Młodzi ludzie nie są wystarczająco źli z powodu długu publicznego
Młodzi ludzie nie są wystarczająco źli z powodu długu publicznego

Czasami wydaje się, że młodzi ludzie budzą się rano w poszukiwaniu czegoś, czym mogliby się oburzyć. Jesteśmy jednymi z najbogatszych i najlepiej wykształconych ludzi w historii. Ale jesteśmy coraz bardziej przekonani, że jesteśmy w gorszej sytuacji niż nasi rodzice , że planeta przeżywa kryzys i prawdopodobnie nie warto mieć dzieci .

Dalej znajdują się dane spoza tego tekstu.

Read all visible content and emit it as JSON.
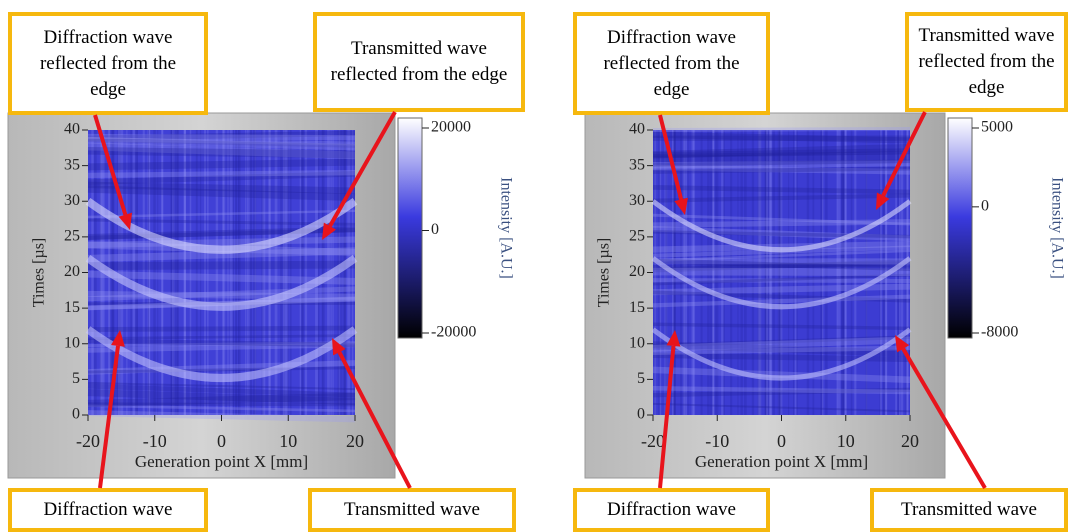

Dokonam tutaj uogólnienia na temat mojej własnej kohorty (osób urodzonych po 1981 r., ale przed 2010 r.), powszechnie określanej jako milenialsi i pokolenie Z, ponieważ ten skrót odpowiada danym ankietowym i demograficznym. Millenialsi i pokolenie Z mają uzasadnione skargi ekonomiczne, a warunki naszej wczesnej dorosłości zauważalnie osłabiły tradycyjne mosty prowadzące do niezależności ekonomicznej. Ukończyliśmy studia z rekordowymi kwotami długów studenckich po znacjonalizacji tych pożyczek przez prezydenta Obamę . Ceny mieszkań podwoiły się w ciągu lat zakładania naszych gospodarstw domowych ze względu na przeszkody w zakresie planowania przestrzennego i chroniczną zabudowę . Młodzi Amerykanie twierdzą, że kwestie gospodarcze są dla nas ważne, a kandydaci zabiegają o nasze głosy, obiecując umorzenie długów studentów i tańsze mieszkania (czego nigdy nie będą w stanie zapewnić).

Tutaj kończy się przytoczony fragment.